Show-Stopper Wakeword

schnopsi · January 15, 2021, 9:05am

I did a lot of testing with different hardware and wakewords. All results are too unsatisfying to use Rhasspy in “production”. Although it seems, some of you are able to use it.
What’s irritating at most is the difference between the old Snips-hotword and Rhasspy on the same hardware. When using Snips on a Raspberry Zero and a Respeaker 2Mic-Hat I can call the wakeword from ~3m away. When using Rhasspy with exactly the same hardware and audio configuration (disabled Snips, enabled Rhasspy), I have to sit in front of the mic and speak into the direction of the microphones.
Doesn’t matter, if Rhasspy is installed via Docker, virtual environment or the debian package.

For testing purposes I use the Docker image on my Windows PC and my Logitech webcam as microphone. Here I can call the wakeword from the other side of my apartment and everything is working fine. The same webcam connected to the Raspberry is exactly as bad as using the Respeaker Hat.

Tried Raspberry Zero, 2B, 4 with the Respeaker 2Mics-Hat, a Respeaker 6Mics Hat, a Respeaker USB Mic Array, a Logitech C930e webcam and a PSEye. Used Raven and Snowboy as wakeword while testing.
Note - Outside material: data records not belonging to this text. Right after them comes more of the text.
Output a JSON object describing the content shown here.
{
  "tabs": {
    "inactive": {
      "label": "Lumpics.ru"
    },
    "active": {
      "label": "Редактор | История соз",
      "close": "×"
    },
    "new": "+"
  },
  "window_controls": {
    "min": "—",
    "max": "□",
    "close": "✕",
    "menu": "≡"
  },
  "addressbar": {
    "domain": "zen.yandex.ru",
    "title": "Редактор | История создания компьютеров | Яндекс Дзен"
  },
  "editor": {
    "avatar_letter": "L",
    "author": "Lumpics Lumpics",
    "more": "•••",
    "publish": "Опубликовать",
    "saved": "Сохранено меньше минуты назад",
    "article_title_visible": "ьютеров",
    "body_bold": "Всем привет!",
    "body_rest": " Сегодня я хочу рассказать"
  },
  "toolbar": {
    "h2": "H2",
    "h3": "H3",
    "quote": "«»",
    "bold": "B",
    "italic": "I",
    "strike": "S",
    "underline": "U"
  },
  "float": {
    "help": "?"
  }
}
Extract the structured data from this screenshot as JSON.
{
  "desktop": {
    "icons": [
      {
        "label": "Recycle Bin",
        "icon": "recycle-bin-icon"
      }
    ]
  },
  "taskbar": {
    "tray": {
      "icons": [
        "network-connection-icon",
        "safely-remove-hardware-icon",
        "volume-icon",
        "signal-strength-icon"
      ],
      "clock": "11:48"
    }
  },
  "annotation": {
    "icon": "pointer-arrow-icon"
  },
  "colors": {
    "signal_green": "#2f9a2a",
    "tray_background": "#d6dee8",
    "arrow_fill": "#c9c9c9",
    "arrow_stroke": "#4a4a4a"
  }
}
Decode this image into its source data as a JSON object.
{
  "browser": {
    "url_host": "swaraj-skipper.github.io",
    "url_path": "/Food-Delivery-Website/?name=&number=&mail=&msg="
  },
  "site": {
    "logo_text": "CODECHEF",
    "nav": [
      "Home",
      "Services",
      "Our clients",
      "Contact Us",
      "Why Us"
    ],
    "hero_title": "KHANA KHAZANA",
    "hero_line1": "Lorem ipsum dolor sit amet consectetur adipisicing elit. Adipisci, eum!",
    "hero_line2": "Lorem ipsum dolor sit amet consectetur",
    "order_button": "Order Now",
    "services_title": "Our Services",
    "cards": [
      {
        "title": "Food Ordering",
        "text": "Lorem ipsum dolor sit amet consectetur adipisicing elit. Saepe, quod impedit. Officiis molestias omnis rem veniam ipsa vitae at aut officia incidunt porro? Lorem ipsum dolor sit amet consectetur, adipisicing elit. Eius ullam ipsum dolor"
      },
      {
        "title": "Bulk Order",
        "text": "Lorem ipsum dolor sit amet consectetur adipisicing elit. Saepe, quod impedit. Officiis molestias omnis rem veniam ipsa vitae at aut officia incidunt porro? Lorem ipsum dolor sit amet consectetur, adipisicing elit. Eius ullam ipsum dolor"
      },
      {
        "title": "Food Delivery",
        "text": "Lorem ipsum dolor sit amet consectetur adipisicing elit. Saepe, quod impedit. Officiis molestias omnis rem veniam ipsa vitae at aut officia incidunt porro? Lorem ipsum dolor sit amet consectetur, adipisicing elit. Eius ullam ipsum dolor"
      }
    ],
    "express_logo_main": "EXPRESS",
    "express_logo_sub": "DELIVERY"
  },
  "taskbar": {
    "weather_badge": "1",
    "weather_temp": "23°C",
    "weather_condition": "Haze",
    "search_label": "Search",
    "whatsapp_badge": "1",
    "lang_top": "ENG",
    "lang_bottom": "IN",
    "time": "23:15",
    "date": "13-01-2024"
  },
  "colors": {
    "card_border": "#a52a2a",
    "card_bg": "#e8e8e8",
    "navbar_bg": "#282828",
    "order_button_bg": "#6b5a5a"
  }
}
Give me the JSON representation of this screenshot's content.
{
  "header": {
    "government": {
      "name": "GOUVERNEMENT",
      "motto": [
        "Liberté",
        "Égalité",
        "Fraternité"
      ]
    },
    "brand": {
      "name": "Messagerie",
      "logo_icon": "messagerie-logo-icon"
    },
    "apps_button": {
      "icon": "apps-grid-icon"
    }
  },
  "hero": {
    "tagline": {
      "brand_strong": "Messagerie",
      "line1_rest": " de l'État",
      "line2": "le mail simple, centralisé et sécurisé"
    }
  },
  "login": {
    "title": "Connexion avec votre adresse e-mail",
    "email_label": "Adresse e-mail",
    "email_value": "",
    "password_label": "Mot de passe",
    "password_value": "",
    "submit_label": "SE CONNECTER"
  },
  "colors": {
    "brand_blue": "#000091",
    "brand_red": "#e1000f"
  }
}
Nothing is working as expected.

Why this difference to the Snips-wakeword?

rolyan_trauts · January 15, 2021, 10:53am

I have always been critical and slightly bemused to why this has not been addressed as Raven or Snowboy are not exactly the best KW systems.
Likely Porcupine & Precise are better and that Porcupine is the best if you can not train Precise.

I never did try Snips but you don’t seem to be alone in your findings but without the code or previous Snips experience I am blind.
If you pick a platform and I am not a fan of trying to use a Zero due to load, your mic and KWS we could try and see what audio rhasspy is receiving by simply recording some samples.

I have always presumed Snips normalised audio input but how some say it worked with noise is a mystery to me.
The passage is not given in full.